Detailed Description of the Invention [Industrial Application Field] The present invention is directed to the production of antibodies against hepatocyte antigens in serum, so-called autoantibodies, using novel monoclonal antibodies that specifically act against human hepatocyte antigens. Concerning methods for measuring quantities.

The present invention also relates to a liver disease diagnostic method using the above-mentioned novel monoclonal antibody.

[Prior art] Conventionally, liver function was diagnosed using methods that fixed the activity of enzymes present in the liver, such as At-T (alanine aminotransferase) and AST (aspartate aminotransferase). Although these methods allow us to obtain a variety of information about liver function and liver diseases, they are not necessarily specific to liver function, and for accurate measurement and diagnosis, there is a need for a means to obtain other information. .

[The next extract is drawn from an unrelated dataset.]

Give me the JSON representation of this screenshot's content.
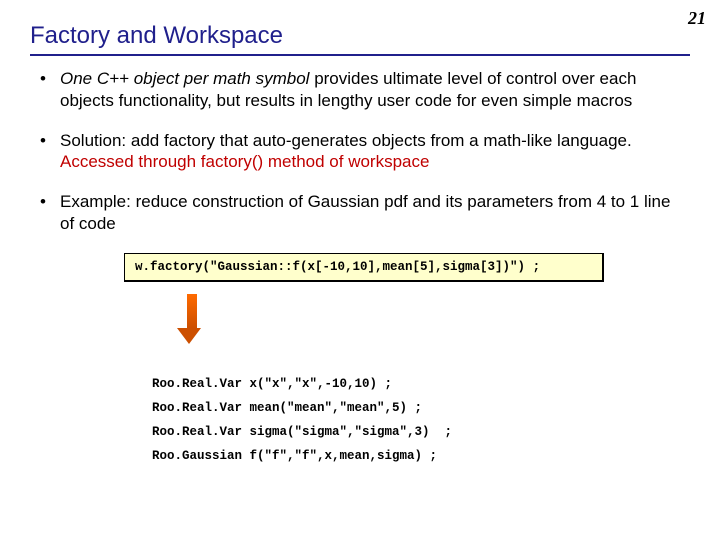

[Background of the Invention] The present inventors first described a novel monoclonal antibody that specifically acts against human hepatocyte antigens and its I! proposed the J construction method (patent application 1986-2 filed on February 15, 1985)
No. 6532).

This new monoclonal antibody that specifically acts against human hepatocyte antibodies was obtained by fusion of mouse myeloma cells with mouse poetry cells obtained by immunizing mice with human hepatocyte antigens. Fused cells capable of producing monoclonal antibodies against human hepatocyte antigens are cultured in a culture medium or transplanted intraperitoneally into mice to produce the monoclonal antibodies in the culture medium or, alternatively, in ascites fluid. This was obtained by

By the way, it is known that human serum contains so-called autoantibodies, which are antibodies that react with various antigens derived from human hepatocyte tissue. In the process of researching the behavior of the above-mentioned novel monoclonal antibody that specifically acts against human hepatocyte antigens, we measured the level of autoantibodies in serum using this monoclonal antibody, and in this way. They discovered that the amount of autoantibodies measured by the method was closely related to the presence or absence of liver disease.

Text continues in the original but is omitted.